Relying on these observations, it seems possible to argue that the Hon’ble Court has created an implied exception for the intermediaries or OPGSPs providing services based on UPI. It is also difficult to ascertain whether and why the Hon’ble court implied that details of the parties may not be fully captured in case the transactions are conducted through banking channels.

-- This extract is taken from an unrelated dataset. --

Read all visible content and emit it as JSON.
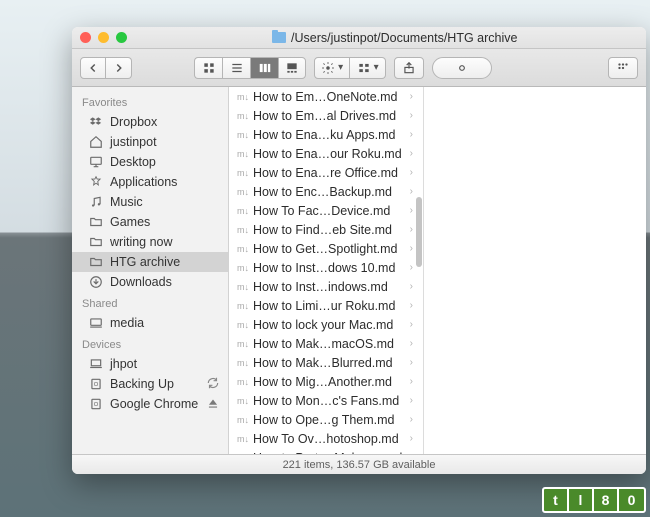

Duplication of compliance burden

Hon’ble Court heavily relied on words ‘enable’ and ‘involve’ to justify casting a wider regulatory net to include ‘all elements of the transaction comprised or connected with a payment being affected between two parties’. Despite the admitted fact that the partner AD Bank would report the transactions as ‘reporting entity’, Hon’ble Court held that data entailing ‘each step of the transaction’ should be made available to the FIU. Thus, the judgement mandates duplication of compliance on various intermediaries involved in handling the same payment transaction. For instance, a particular payment transaction would now be required to be reported by the bank/NBFC/PA and also by the payment gateway supporting that institution. 

A dangerous precedence? 

The wide regulatory net cast by the judgement is likely to be used by the authorities, particularly the FIU, to harass and designate many fintech companies and ‘intermediaries’ which are not yet registered or classified as reporting entities. This judgement may also impact interpretation of other notifications issued by the government recently designating certain business or professions (e.g. virtual asset service providers, chartered accountants, directors of a company, company secretary etc.) as reporting entity as a few of these notifications also contain wide and inclusive definitions.